Si vous avez manqué le début:

Moïse, fils adoptif du pharaon, promis à une noble destinée, préfére quitter le monde doré qui était le sien pour des raisons d'intégrité morale. Avec l'aide du Tout-Puissant, il devient le guide du peuple juif dont il était issu et le libére du joug de l'esclavage en déchaînant sur l'Egypte quelques plaies bien senties!

Notre critique:

Rarement nos écrans furent inondés d’autant de dessins animés que ces dernières semaines. Après les images de synthèse de ANTZ des studios Dreamworks, après les chinoiseries de MULAN des studios Disney, voici les bondieuseries du PRINCE D’EGYPTE, à nouveau des studios Dreamworks.

En 99 minutes, durée exceptionnellement longue pour un long métrage d’animation, le studio de Spielberg, Katzenberg et Geffen nous donne sa version de l’histoire. A l’évidence, Dreamworks n’a pas ciblé le public enfantin et affiche des ambitions nettement plus élevées. La réalisation est superbe et se démarque nettement des productions Disney. Le style du dessin est des plus réalistes et le découpage n’hésite jamais à laisser le temps au spectateur de détailler la magnificence des décors. Les scènes contemplatives succèdent aux scènes alertes sur un rythme qui ne nous est absolument pas familier. Et c’est très bien comme cela.

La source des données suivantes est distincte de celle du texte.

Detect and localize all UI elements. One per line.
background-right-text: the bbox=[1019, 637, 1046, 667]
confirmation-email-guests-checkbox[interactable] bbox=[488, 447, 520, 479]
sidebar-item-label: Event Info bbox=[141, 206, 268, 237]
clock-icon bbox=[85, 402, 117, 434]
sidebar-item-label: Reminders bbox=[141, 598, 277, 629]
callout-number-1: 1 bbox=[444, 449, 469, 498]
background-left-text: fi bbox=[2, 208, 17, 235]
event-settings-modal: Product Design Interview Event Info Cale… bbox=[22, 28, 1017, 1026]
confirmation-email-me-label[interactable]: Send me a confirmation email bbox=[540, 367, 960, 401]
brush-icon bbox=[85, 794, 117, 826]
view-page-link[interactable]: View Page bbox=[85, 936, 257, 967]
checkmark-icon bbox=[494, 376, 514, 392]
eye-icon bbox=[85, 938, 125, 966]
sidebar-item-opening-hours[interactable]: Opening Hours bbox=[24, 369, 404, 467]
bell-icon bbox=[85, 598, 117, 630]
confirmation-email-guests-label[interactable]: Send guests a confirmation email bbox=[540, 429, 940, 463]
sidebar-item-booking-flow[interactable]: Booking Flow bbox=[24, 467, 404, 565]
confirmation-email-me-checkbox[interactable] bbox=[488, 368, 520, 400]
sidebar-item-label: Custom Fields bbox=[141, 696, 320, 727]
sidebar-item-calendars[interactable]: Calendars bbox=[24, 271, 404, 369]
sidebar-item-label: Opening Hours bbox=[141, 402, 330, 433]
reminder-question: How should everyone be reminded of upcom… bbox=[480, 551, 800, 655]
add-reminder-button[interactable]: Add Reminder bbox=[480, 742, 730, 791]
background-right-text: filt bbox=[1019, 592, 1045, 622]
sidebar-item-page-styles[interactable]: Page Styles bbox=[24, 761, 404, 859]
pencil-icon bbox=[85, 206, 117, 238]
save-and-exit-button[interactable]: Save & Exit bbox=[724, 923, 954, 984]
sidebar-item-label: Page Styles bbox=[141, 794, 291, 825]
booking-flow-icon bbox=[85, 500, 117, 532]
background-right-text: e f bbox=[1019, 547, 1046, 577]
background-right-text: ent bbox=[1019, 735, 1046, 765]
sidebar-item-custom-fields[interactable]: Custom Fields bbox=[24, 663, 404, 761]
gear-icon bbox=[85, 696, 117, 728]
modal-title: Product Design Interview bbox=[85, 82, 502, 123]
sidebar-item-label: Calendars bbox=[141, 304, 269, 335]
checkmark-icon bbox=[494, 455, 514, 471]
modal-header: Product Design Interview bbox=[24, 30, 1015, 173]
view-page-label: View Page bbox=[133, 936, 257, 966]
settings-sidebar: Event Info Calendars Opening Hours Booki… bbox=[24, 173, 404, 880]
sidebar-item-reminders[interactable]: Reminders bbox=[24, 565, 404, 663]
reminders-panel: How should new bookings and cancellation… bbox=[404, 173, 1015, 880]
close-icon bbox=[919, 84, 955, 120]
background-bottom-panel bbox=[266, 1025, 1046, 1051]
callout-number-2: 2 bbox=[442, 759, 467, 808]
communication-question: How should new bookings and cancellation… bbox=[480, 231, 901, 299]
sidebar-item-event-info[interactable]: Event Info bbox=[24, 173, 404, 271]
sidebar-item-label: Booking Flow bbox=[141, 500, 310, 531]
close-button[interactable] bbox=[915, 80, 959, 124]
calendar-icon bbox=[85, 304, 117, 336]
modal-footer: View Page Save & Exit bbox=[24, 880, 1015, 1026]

Malheureusement, ces qualités rythmiques et esthétiques sont contrebalancées par l’option d’avoir fait du PRINCE D’EGYPTE une comédie musicale. Les scènes clés sont chantées. Une vieille habitude de l’ami Jeffrey Katzenberg, qui avait étrenné la méthode chez Disney avec LA PETITE SIRENE, LA BELLE ET LA BETE ou LE ROI LION. Dans le cas présent, cette option s’accorde très moyennement avec un récit peu porté sur la gaudriole, d’autant que rien ne ressemble plus à une chanson de dessin animé supervisée par Katzenberg qu’une autre chanson de dessin animé supervisée par Katzenberg.

Une autre faiblesse est le choix de l’histoire: certes, la destinée de Moïse est riche en rebondissements, mais, racontée au pied de la lettre, c’est-à-dire sans recul ni perspective, il s’en dégage une impression d’ennui qui n’est pas sans rappeler les cours de catéchisme que l’on suivait en boudant lorsque nous étions enfants.

LE PRINCE D’EGYPTE est donc une demi-réussite qui a toutefois l’énorme avantage de montrer que l’on peut faire autre chose que du Disney en matière de dessin animé. Ouf!